The lady who rented me the gîte pèlerin (for 20 euros) warned me that I had to leave by 7 a.m. at the latest because Saturday is market day, and the market is set up right in front of the pilgrim house. Markets are sacred here, and when I opened the front door to take my bike outside at 7 a.m., a light truck was already parked with two wheels on the sidewalk. I had to take the bags off my bike, park the bike a bit further away, and reload it. A little after 7:15 a.m., I was already riding on the D35 toward Bédarieux, with my final destination being Salvetat-sur-Agout, a journey of just under 90 km.
The Parc Régional du Haut Languedoc, early in the morning
It's cool, and the sun is just starting to rise over the horizon. The road immediately begins to climb and continues to rise for 25 km, reaching over 600 meters. The scenery becomes more and more beautiful as I cycle through the Parc Régional du Haut Languedoc. It’s difficult to regularly find the Voie d’Arles by bike because the Camino first runs through the Cévennes and then through the Haut-Languedoc, with the first major city being Castres, which I’ll pass through tomorrow. The nature here is stunning, as you can see in the photos. After the first col, five kilometers with a gradient of 9.7%, I see a "bravo" sign along the road. Then there’s a long descent, but I never let my bike roll faster than 45 km/h. It's downhill all the way to Bédarieux, where I find myself on the D908.

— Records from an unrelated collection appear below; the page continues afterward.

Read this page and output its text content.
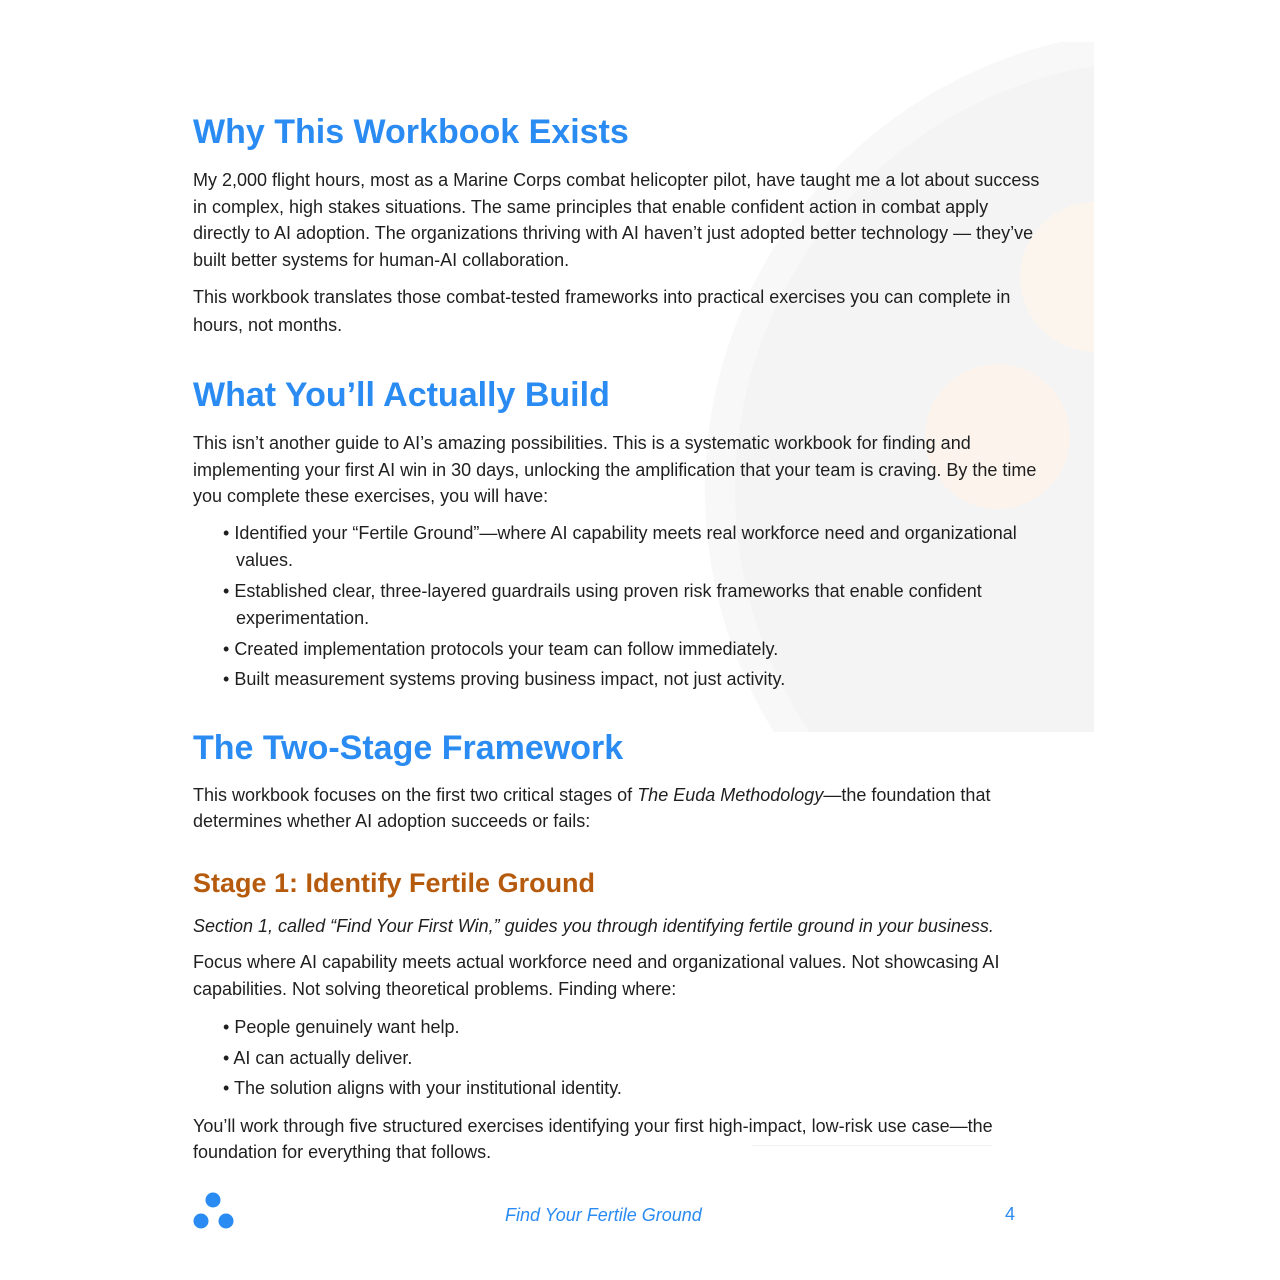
Why This Workbook Exists

My 2,000 flight hours, most as a Marine Corps combat helicopter pilot, have taught me a lot about success in complex, high stakes situations. The same principles that enable confident action in combat apply directly to AI adoption. The organizations thriving with AI haven’t just adopted better technology — they’ve built better systems for human-AI collaboration.

This workbook translates those combat-tested frameworks into practical exercises you can complete in hours, not months.

What You’ll Actually Build

This isn’t another guide to AI’s amazing possibilities. This is a systematic workbook for finding and implementing your first AI win in 30 days, unlocking the amplification that your team is craving. By the time you complete these exercises, you will have:

• Identified your “Fertile Ground”—where AI capability meets real workforce need and organizational values.
• Established clear, three-layered guardrails using proven risk frameworks that enable confident experimentation.
• Created implementation protocols your team can follow immediately.
• Built measurement systems proving business impact, not just activity.
The Two-Stage Framework

This workbook focuses on the first two critical stages of The Euda Methodology—the foundation that determines whether AI adoption succeeds or fails:

Stage 1: Identify Fertile Ground

Section 1, called “Find Your First Win,” guides you through identifying fertile ground in your business.

Focus where AI capability meets actual workforce need and organizational values. Not showcasing AI capabilities. Not solving theoretical problems. Finding where:

• People genuinely want help.
• AI can actually deliver.
• The solution aligns with your institutional identity.

You’ll work through five structured exercises identifying your first high-impact, low-risk use case—the foundation for everything that follows.

Find Your Fertile Ground	4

"Bravo" sign along the side of the road. The stunning landscapes. Bédarieux
Near the beautiful old railway bridge, a Frenchman on a bike says a friendly good morning. He also has heavy bags with him and tells me he's been on a cycling trip for a month. He's an IT engineer in Toulouse and is named Ulysses; his parents, lovers of travel, gave him a name that inspires dreams of adventures, and he enjoys traveling by bike himself. He advises me to take a nearby voie verte that passes through the beautiful village of Olargues, from where I can take the very steep Col de Fontfroide, climbing to over 900 meters. Twenty kilometers past that, I'll be back on the Voie d’Arles in Salvetat-sur-Agout. This voie verte (on an old railway line) is simply magnificent, not far from the old pilgrim route. It runs halfway up the hillsides in a dug-out bed that gently climbs through a series of tunnels. You can see many old villages lying below you as you ride along this voie verte. It's an effort that’s rewarded with breathtaking landscapes. This is how I reach the beautifully situated Olargues.
Ulysses; The old railway bridge and Olargues
Immediately outside Olargues, the challenge begins again as I have to take the D14 toward the dreaded Col de Fontfroide. There’s a sign warning of an 11 km climb at a 6.9% gradient. I have to stop three times to catch my breath, pour part of a water bottle over my head, and drink the rest. The stretch before the summit is breathtakingly beautiful, with a truly rugged rocky landscape.
Olargues and the steep way to the Col de Fontfroide
Five hundred meters downhill, the landscape changes to a hilly agricultural area with fields that have been mowed and rolls of straw ready to be transported. There are lots of trees again and many small streams. Around 1:45 p.m., I reach Le Salvetat-sur-Agout, about seven hours after leaving Lodève. The tourist office is closed, but I eat my picnic there. Soon after, I get the key to the pilgrim house and can settle in. I only see one other pilgrim in the room next to mine.First, I shower and tend to the wound on my buttock, and then I explore the village.
Down in the valley. Le Salvetat-sur-Agout. Office du tourisme
It’s a typical round fortified village on top of a hill. Not very attractive, but known as a stopover village for pilgrims. I follow the historical circuit through the village, passing through small doors, alleys, and stairways.
After a simple meal, I start writing my blog. I have been searching for pilgrims on the road, but I see very few. Some say that most pilgrims don’t start walking again until early September. Yesterday, I was alone in the pilgrim house in Lodève with eight beds spread over three rooms, with only one pilgrim (myself). Today, there are nine beds spread over three rooms, and again we are only two. So we each took a room for ourselves. This is a pilgrim room provided by the municipality for 10.85 euros per night. You get a paper undersheet and a pillowcase to throw in the trash bin in the morning.
Le Salvetat-sur-Agout. The second pilgrim in the gîte
Tomorrow, I’ll head over Castres to Avignonnet-en-Louregais along the A-road from Toulouse to Narbonne, 100 km from our house there. Then I'll be close to the beautiful Canal du Midi, but there won’t be time to visit our house. Peter and his partner Kim are coming to see me, and then we can enjoy a nice dinner together. The last few days have been wonderful in terms of nature, following the overwhelming cultural experiences in Arles and St. Gilles. I’ve sweated a lot, but it feels good, and Rientje is enjoying the ride on the back of my bike.